Emanuel Proença não tem dúvidas quanto ao que de positivo o projeto do Lítio do Barroso pode trazer. Não apenas a Portugal, mas essencialmente à região.
Após a apresentação dos resultados do Estudo Definitico de Viabilidade, que indicam uma vida útil aos trabalhos para mais de 40 anos, o projeto ganha novo fôlego. Principamente no que toca ao desafio de procurar mais investidores.
Considerado pela União Europeia como um projeto promissor para a resolução do Ato das Matérias-Primas críticas, a mina do Barroso pode contribuir não apenas para a construção de baterias elétricas como também para alimentar a indústria tecnológica europeia.
Em entrevista à TSF Emanuel Proença, CEO do grupo Savannah Resources, refere ainda que tem ocorrido uma corrida de procura por trabalho, cujas vagas irão aumentar à medida que as diferentes fases do projeto avancem e evoluam.
Já em termos de lucros e ganhos nacionais, fala-se de aproximadamente 700 milhões de euros, através de impostos que serão do Estado.

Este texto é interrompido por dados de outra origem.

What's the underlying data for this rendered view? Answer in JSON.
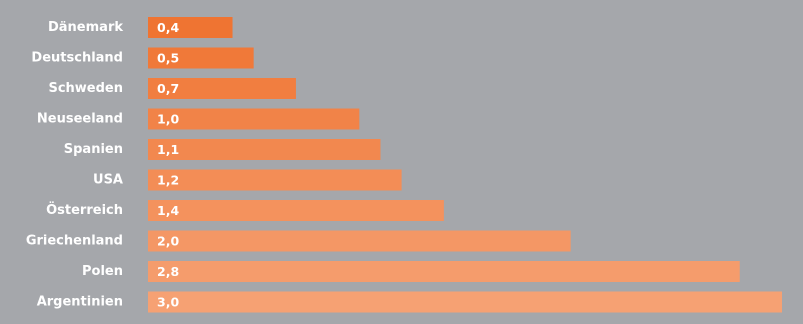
{
  "chart_data": {
    "type": "bar",
    "orientation": "horizontal",
    "categories": [
      "Dänemark",
      "Deutschland",
      "Schweden",
      "Neuseeland",
      "Spanien",
      "USA",
      "Österreich",
      "Griechenland",
      "Polen",
      "Argentinien"
    ],
    "values": [
      0.4,
      0.5,
      0.7,
      1.0,
      1.1,
      1.2,
      1.4,
      2.0,
      2.8,
      3.0
    ],
    "value_labels": [
      "0,4",
      "0,5",
      "0,7",
      "1,0",
      "1,1",
      "1,2",
      "1,4",
      "2,0",
      "2,8",
      "3,0"
    ],
    "xlim": [
      0,
      3.0
    ],
    "grid": false,
    "legend": "none",
    "colors": {
      "background": "#a5a7ab",
      "bar_start": "#ef7432",
      "bar_end": "#f6a173",
      "text": "#ffffff"
    }
  }
}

São ainda referidas as diferentes infraestruturas necessárias para o apoio ao crescimento do projeto, desde linhas elétricas, acessos locais, ou telecomunicações. Emanuel esclarece também sobre este ponto: “A verdade é que o escrutínio que o projeto foi submetido ao longo destes últimos anos, dá também muitas garantias de que as coisas vão ser feitas agora com um nível de qualidade que não é aquele que existia em projetos mineiros há 50 ou 100 anos atrás (…) é um projeto de standart europeu, sujeito a enormes escrutínio ambiental e social e, portanto, feito com as melhores práticas.”, numa alusão direta à forte contestação contra a exploração mineira.
Enfantizando o impacto social, a Savannah Ressources celebrou mais de 10 Memorandos de Entendimento e outros acordos de cooperação com entidades locais, abrangendo áreas sociais, culturais, educativas e económicas e já rinha avisado em comunicado, a intenção de criar uma Fundação para permitir desenvolver iniciativas de interesse comunitário e reforçar o apoio ao desenvolvimento regional de longo prazo. Uma resposta da comunidade que mostra agora maior confiança em todo o processo.
Atualmente com 4 mil acionistas em Bolsa, e parcerias com várias empresas, o projeto de lítio torna-se um forte candidato a concorrer no mercado contra outros produtores e empresas. Além de que já conta com o apoio da AICEP, num valor de 110 milhões de euros.
Questionado também sobre os impactos ambientais do projeto, justifica que a empresa e colaboradores estão “cientes da responsabilidade que temos, cientes do que temos de fazer para que os impactos positivos sejam maximizados e os negativos sejam minorados e é isso que estaremos cá para fazer”, acresentando “temos também a sorte e a responsabilidade de implementar um projeto que, apesar dessas sortes de partida, trabalha muito bem tanto as componentes de água como as componentes de terra, a componente de reabilitação ao longo da execução do projeto. Vamos estar a reencher algumas das cortas e a reflorestar por cima, para compensaras áreas que trabalhamos.”